Basic liability standards, immunity standards, and First Amendment standards all combine to shape platform regulation…. A predictable consequence of laws that hold platforms liable or potentially liable for user speech is that platforms will, out of caution, remove both unlawful and lawful material in order to protect themselves. As the Supreme Court has noted in cases about movie theaters and video distributors, speech intermediaries can be chilled more easily than ordinary speakers and publishers. Platforms generally have less motivation to defend users' speech than users themselves do, and less ability to ascertain legally relevant facts. As recognized in a midcentury Supreme Court case about bookstores, Smith v. California, this can be a problem of constitutional dimension. Smith struck down a law that held bookstores strictly liable for obscene books, noting that such unbounded liability would foreseeably lead booksellers to err on the side of caution and "restrict the public's access to forms of the printed word which the State could not constitutionally suppress directly." The resulting "censorship affecting the whole public" would be attributable to state action, and "hardly less virulent for being privately administered."

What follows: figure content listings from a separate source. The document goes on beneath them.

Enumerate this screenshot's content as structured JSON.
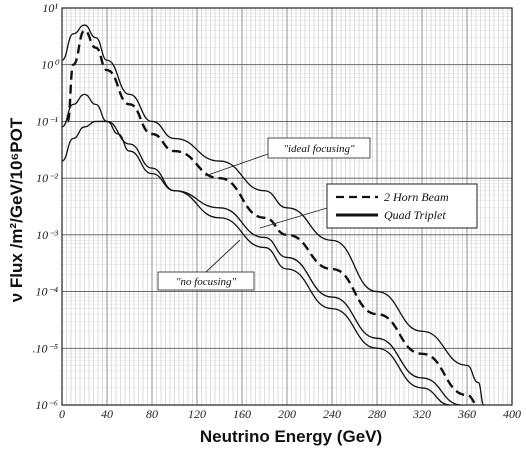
{
  "chart_data": {
    "type": "line",
    "xlabel": "Neutrino Energy (GeV)",
    "ylabel": "ν Flux /m²/GeV/10⁶POT",
    "xlim": [
      0,
      400
    ],
    "ylim": [
      1e-06,
      10
    ],
    "y_scale": "log",
    "grid": true,
    "x_ticks": [
      "0",
      "40",
      "80",
      "120",
      "160",
      "200",
      "240",
      "280",
      "320",
      "360",
      "400"
    ],
    "y_ticks": [
      {
        "value": 10,
        "label": "10¹"
      },
      {
        "value": 1,
        "label": "10⁰"
      },
      {
        "value": 0.1,
        "label": "10⁻¹"
      },
      {
        "value": 0.01,
        "label": "10⁻²"
      },
      {
        "value": 0.001,
        "label": "10⁻³"
      },
      {
        "value": 0.0001,
        "label": "10⁻⁴"
      },
      {
        "value": 1e-05,
        "label": ".10⁻⁵"
      },
      {
        "value": 1e-06,
        "label": "10⁻⁶"
      }
    ],
    "legend": {
      "placement": "right",
      "entries": [
        {
          "label": "2 Horn Beam",
          "style": "dashed"
        },
        {
          "label": "Quad Triplet",
          "style": "solid-thick"
        }
      ]
    },
    "annotations": [
      {
        "text": "\"ideal focusing\""
      },
      {
        "text": "\"no focusing\""
      }
    ],
    "series": [
      {
        "style": "solid-thin",
        "x": [
          0,
          10,
          20,
          30,
          40,
          60,
          80,
          100,
          140,
          180,
          200,
          240,
          280,
          320,
          360,
          370,
          375
        ],
        "y": [
          1.2,
          3.5,
          5.0,
          3.0,
          1.2,
          0.3,
          0.1,
          0.05,
          0.02,
          0.006,
          0.003,
          0.0008,
          0.0001,
          2e-05,
          5e-06,
          2.5e-06,
          1e-06
        ]
      },
      {
        "style": "dashed",
        "x": [
          5,
          10,
          20,
          30,
          40,
          60,
          80,
          100,
          140,
          180,
          200,
          240,
          280,
          320,
          360,
          370
        ],
        "y": [
          0.1,
          1.0,
          4.0,
          2.0,
          0.8,
          0.2,
          0.06,
          0.03,
          0.01,
          0.002,
          0.001,
          0.00025,
          4e-05,
          8e-06,
          1.5e-06,
          1e-06
        ]
      },
      {
        "style": "solid-thin",
        "x": [
          0,
          10,
          20,
          30,
          40,
          60,
          80,
          100,
          140,
          180,
          200,
          240,
          280,
          320,
          355
        ],
        "y": [
          0.08,
          0.2,
          0.3,
          0.2,
          0.1,
          0.04,
          0.015,
          0.006,
          0.003,
          0.0009,
          0.0004,
          8e-05,
          1.5e-05,
          3e-06,
          1e-06
        ]
      },
      {
        "style": "solid-thin",
        "x": [
          0,
          10,
          20,
          30,
          40,
          50,
          60,
          80,
          100,
          140,
          180,
          200,
          240,
          280,
          320,
          345
        ],
        "y": [
          0.02,
          0.05,
          0.08,
          0.1,
          0.1,
          0.06,
          0.03,
          0.012,
          0.006,
          0.002,
          0.0006,
          0.00025,
          5e-05,
          1e-05,
          2e-06,
          1e-06
        ]
      }
    ]
  }
}
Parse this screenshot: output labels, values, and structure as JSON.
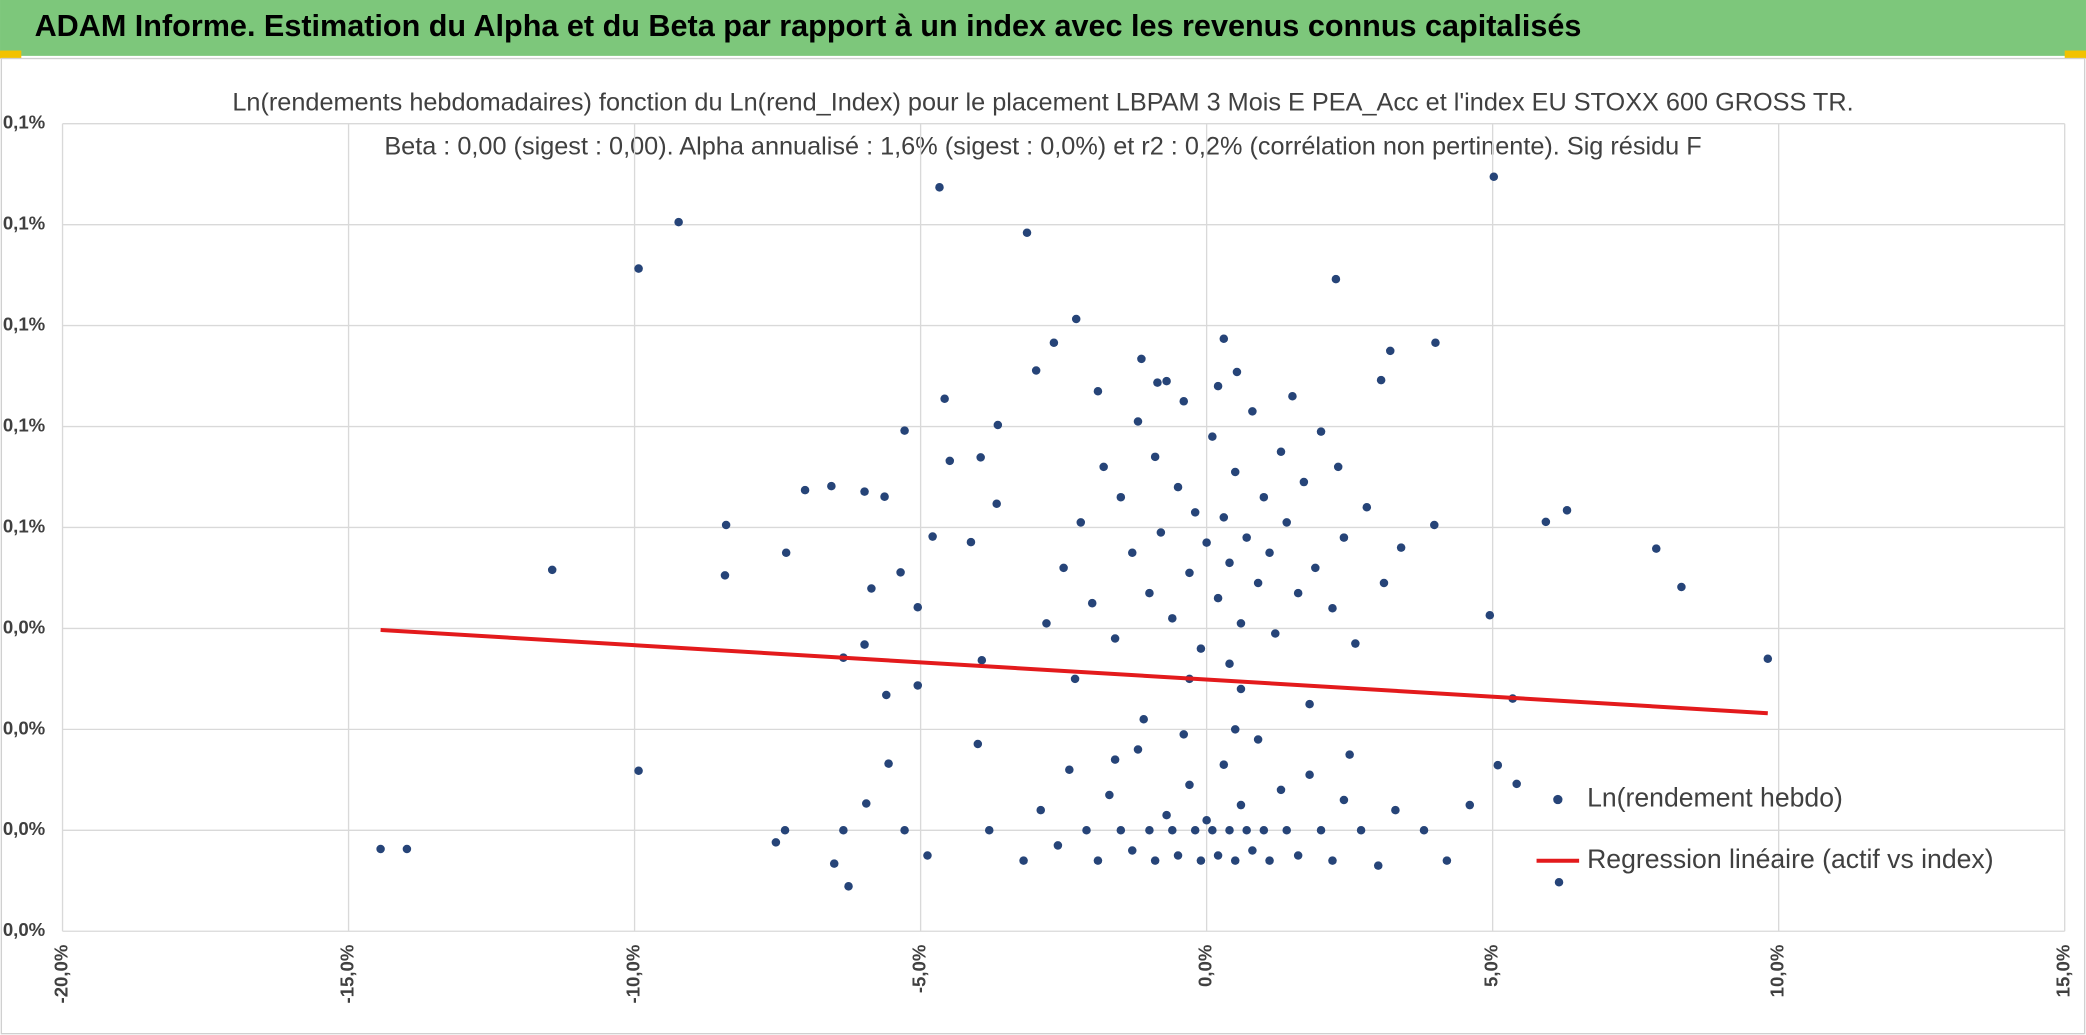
{
  "header": "ADAM Informe. Estimation du Alpha et du Beta par rapport à un index avec les revenus connus capitalisés",
  "chart_data": {
    "type": "scatter",
    "title": "Ln(rendements hebdomadaires) fonction du Ln(rend_Index) pour le placement LBPAM 3 Mois E PEA_Acc et l'index EU STOXX 600 GROSS TR.",
    "subtitle": "Beta : 0,00 (sigest : 0,00). Alpha annualisé : 1,6% (sigest : 0,0%) et r2 : 0,2% (corrélation non pertinente). Sig résidu F",
    "xlim": [
      -20,
      15
    ],
    "xticks": [
      {
        "value": -20,
        "label": "-20,0%"
      },
      {
        "value": -15,
        "label": "-15,0%"
      },
      {
        "value": -10,
        "label": "-10,0%"
      },
      {
        "value": -5,
        "label": "-5,0%"
      },
      {
        "value": 0,
        "label": "0,0%"
      },
      {
        "value": 5,
        "label": "5,0%"
      },
      {
        "value": 10,
        "label": "10,0%"
      },
      {
        "value": 15,
        "label": "15,0%"
      }
    ],
    "ylim": [
      -0.02,
      0.14
    ],
    "yticks": [
      {
        "value": -0.02,
        "label": "0,0%"
      },
      {
        "value": 0,
        "label": "0,0%"
      },
      {
        "value": 0.02,
        "label": "0,0%"
      },
      {
        "value": 0.04,
        "label": "0,0%"
      },
      {
        "value": 0.06,
        "label": "0,1%"
      },
      {
        "value": 0.08,
        "label": "0,1%"
      },
      {
        "value": 0.1,
        "label": "0,1%"
      },
      {
        "value": 0.12,
        "label": "0,1%"
      },
      {
        "value": 0.14,
        "label": "0,1%"
      }
    ],
    "grid": true,
    "series": [
      {
        "name": "Ln(rendement hebdo)",
        "color": "#264478",
        "type": "scatter",
        "x": [
          -14.44,
          -13.98,
          -11.44,
          -9.93,
          -9.93,
          -9.23,
          -8.42,
          -8.4,
          -7.35,
          -7.37,
          -7.53,
          -7.02,
          -6.56,
          -6.35,
          -6.35,
          -6.51,
          -6.26,
          -5.98,
          -5.98,
          -5.95,
          -5.86,
          -5.63,
          -5.6,
          -5.56,
          -5.35,
          -5.28,
          -5.28,
          -5.05,
          -5.05,
          -4.88,
          -4.79,
          -4.67,
          -4.58,
          -4.49,
          -4.12,
          -3.95,
          -3.93,
          -4.0,
          -3.67,
          -3.65,
          -3.14,
          -2.98,
          -2.67,
          -2.28,
          2.26,
          5.02,
          3.21,
          4.0,
          3.98,
          4.95,
          5.35,
          5.93,
          6.3,
          7.86,
          8.3,
          9.81,
          6.16,
          5.42,
          5.09,
          3.05,
          0.3,
          0.53,
          -1.14,
          -0.86,
          -2.5,
          -2.2,
          -2.0,
          -1.8,
          -1.6,
          -1.5,
          -1.3,
          -1.2,
          -1.0,
          -0.9,
          -0.8,
          -0.6,
          -0.5,
          -0.4,
          -0.3,
          -0.2,
          -0.1,
          0,
          0.1,
          0.2,
          0.3,
          0.4,
          0.5,
          0.6,
          0.7,
          0.8,
          0.9,
          1.0,
          1.1,
          1.2,
          1.3,
          1.4,
          1.6,
          1.7,
          1.9,
          2.0,
          2.2,
          2.4,
          2.6,
          2.8,
          3.1,
          3.4,
          -2.8,
          -1.9,
          -0.7,
          0.2,
          1.5,
          2.3,
          -0.3,
          0.6,
          -1.1,
          1.8,
          0.4,
          -2.3,
          -3.8,
          -3.2,
          -2.9,
          -2.6,
          -2.4,
          -2.1,
          -1.9,
          -1.7,
          -1.5,
          -1.3,
          -1.2,
          -1.0,
          -0.9,
          -0.7,
          -0.6,
          -0.5,
          -0.3,
          -0.2,
          -0.1,
          0,
          0.1,
          0.2,
          0.3,
          0.4,
          0.5,
          0.6,
          0.7,
          0.8,
          0.9,
          1.0,
          1.1,
          1.3,
          1.4,
          1.6,
          1.8,
          2.0,
          2.2,
          2.4,
          2.7,
          3.0,
          3.3,
          3.8,
          4.2,
          4.6,
          -0.4,
          0.5,
          -1.6,
          2.5
        ],
        "values": [
          -0.0037,
          -0.0037,
          0.0516,
          0.1113,
          0.0118,
          0.1205,
          0.0505,
          0.0605,
          0.055,
          0,
          -0.0024,
          0.0674,
          0.0682,
          0.0342,
          0,
          -0.0066,
          -0.0111,
          0.0671,
          0.0368,
          0.0053,
          0.0479,
          0.0661,
          0.0268,
          0.0132,
          0.0511,
          0.0792,
          0,
          0.0442,
          0.0287,
          -0.005,
          0.0582,
          0.1274,
          0.0855,
          0.0732,
          0.0571,
          0.0739,
          0.0337,
          0.0171,
          0.0647,
          0.0803,
          0.1184,
          0.0911,
          0.0966,
          0.1013,
          0.1092,
          0.1295,
          0.095,
          0.0966,
          0.0605,
          0.0426,
          0.0261,
          0.0611,
          0.0634,
          0.0558,
          0.0482,
          0.034,
          -0.0103,
          0.0092,
          0.0129,
          0.0892,
          0.0974,
          0.0908,
          0.0934,
          0.0887,
          0.052,
          0.061,
          0.045,
          0.072,
          0.038,
          0.066,
          0.055,
          0.081,
          0.047,
          0.074,
          0.059,
          0.042,
          0.068,
          0.085,
          0.051,
          0.063,
          0.036,
          0.057,
          0.078,
          0.046,
          0.062,
          0.053,
          0.071,
          0.041,
          0.058,
          0.083,
          0.049,
          0.066,
          0.055,
          0.039,
          0.075,
          0.061,
          0.047,
          0.069,
          0.052,
          0.079,
          0.044,
          0.058,
          0.037,
          0.064,
          0.049,
          0.056,
          0.041,
          0.087,
          0.089,
          0.088,
          0.086,
          0.072,
          0.03,
          0.028,
          0.022,
          0.025,
          0.033,
          0.03,
          0,
          -0.006,
          0.004,
          -0.003,
          0.012,
          0,
          -0.006,
          0.007,
          0,
          -0.004,
          0.016,
          0,
          -0.006,
          0.003,
          0,
          -0.005,
          0.009,
          0,
          -0.006,
          0.002,
          0,
          -0.005,
          0.013,
          0,
          -0.006,
          0.005,
          0,
          -0.004,
          0.018,
          0,
          -0.006,
          0.008,
          0,
          -0.005,
          0.011,
          0,
          -0.006,
          0.006,
          0,
          -0.007,
          0.004,
          0,
          -0.006,
          0.005,
          0.019,
          0.02,
          0.014,
          0.015
        ]
      },
      {
        "name": "Regression linéaire (actif vs index)",
        "color": "#e31a1c",
        "type": "line",
        "x": [
          -14.44,
          9.81
        ],
        "values": [
          0.0397,
          0.0232
        ]
      }
    ]
  }
}
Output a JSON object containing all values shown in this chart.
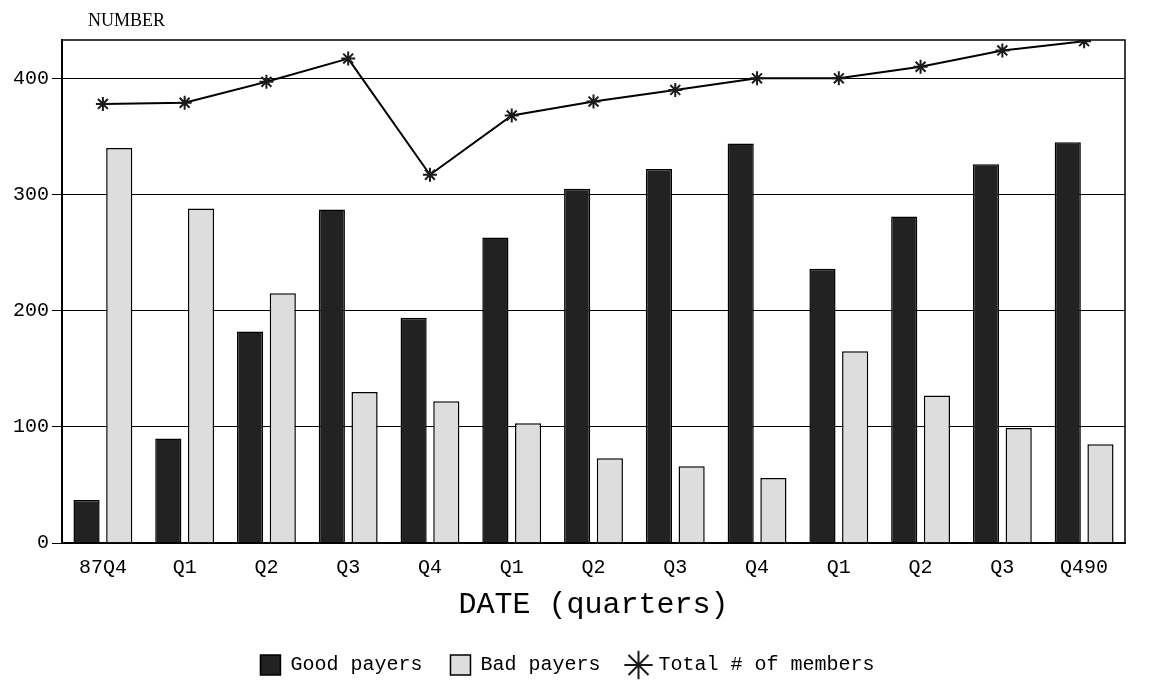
{
  "chart_data": {
    "type": "bar",
    "ylabel": "NUMBER",
    "xlabel": "DATE (quarters)",
    "categories": [
      "87Q4",
      "Q1",
      "Q2",
      "Q3",
      "Q4",
      "Q1",
      "Q2",
      "Q3",
      "Q4",
      "Q1",
      "Q2",
      "Q3",
      "Q490"
    ],
    "series": [
      {
        "name": "Good payers",
        "color": "#222222",
        "values": [
          37,
          90,
          182,
          287,
          194,
          263,
          305,
          322,
          344,
          236,
          281,
          326,
          345
        ]
      },
      {
        "name": "Bad payers",
        "color": "#dddddd",
        "values": [
          340,
          288,
          215,
          130,
          122,
          103,
          73,
          66,
          56,
          165,
          127,
          99,
          85
        ]
      },
      {
        "name": "Total # of members",
        "type": "line",
        "color": "#000000",
        "marker": "cross",
        "values": [
          378,
          379,
          397,
          417,
          317,
          368,
          380,
          390,
          400,
          400,
          410,
          424,
          432
        ]
      }
    ],
    "ylim": [
      0,
      433
    ],
    "yticks": [
      0,
      100,
      200,
      300,
      400
    ],
    "grid": "y",
    "legend": "bottom"
  }
}
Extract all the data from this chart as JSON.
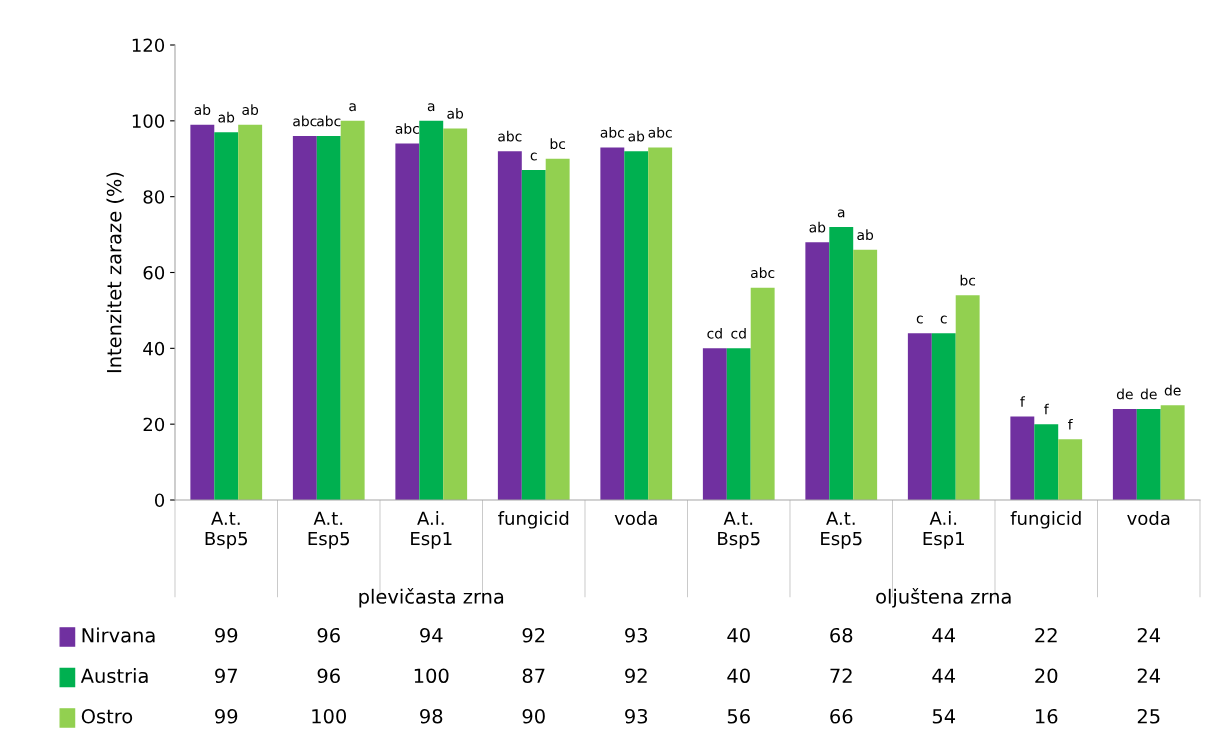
{
  "chart_data": {
    "type": "bar",
    "ylabel": "Intenzitet zaraze (%)",
    "categories": [
      "A.t.\nBsp5",
      "A.t.\nEsp5",
      "A.i.\nEsp1",
      "fungicid",
      "voda",
      "A.t.\nBsp5",
      "A.t.\nEsp5",
      "A.i.\nEsp1",
      "fungicid",
      "voda"
    ],
    "series": [
      {
        "name": "Nirvana",
        "color": "#7030a0",
        "values": [
          99,
          96,
          94,
          92,
          93,
          40,
          68,
          44,
          22,
          24
        ]
      },
      {
        "name": "Austria",
        "color": "#00b050",
        "values": [
          97,
          96,
          100,
          87,
          92,
          40,
          72,
          44,
          20,
          24
        ]
      },
      {
        "name": "Ostro",
        "color": "#92d050",
        "values": [
          99,
          100,
          98,
          90,
          93,
          56,
          66,
          54,
          16,
          25
        ]
      }
    ],
    "annotations": [
      "plevičasta zrna",
      "oljuštena zrna",
      "ab",
      "ab",
      "ab",
      "abc",
      "abc",
      "a",
      "abc",
      "a",
      "ab",
      "abc",
      "c",
      "bc",
      "abc",
      "ab",
      "abc",
      "cd",
      "cd",
      "abc",
      "ab",
      "a",
      "ab",
      "c",
      "c",
      "bc",
      "f",
      "f",
      "f",
      "de",
      "de",
      "de"
    ],
    "ylim": [
      0,
      120
    ],
    "yticks": [
      0,
      20,
      40,
      60,
      80,
      100,
      120
    ],
    "data_labels": true,
    "legend": "bottom",
    "grid": false
  }
}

In Taamneh, the Court steered well clear of examining these First Amendment issues by rejecting plaintiffs' claims under basic tort law. That doesn't always work, though—as at least one amicus brief pointed out, and as I will discuss here. Courts' resolutions of claims like the one in Taamneh can shape both platforms' editorial policies and users' opportunities to speak. As a result, free expression considerations can in turn play a structuring role when courts interpret the elements of such tort claims.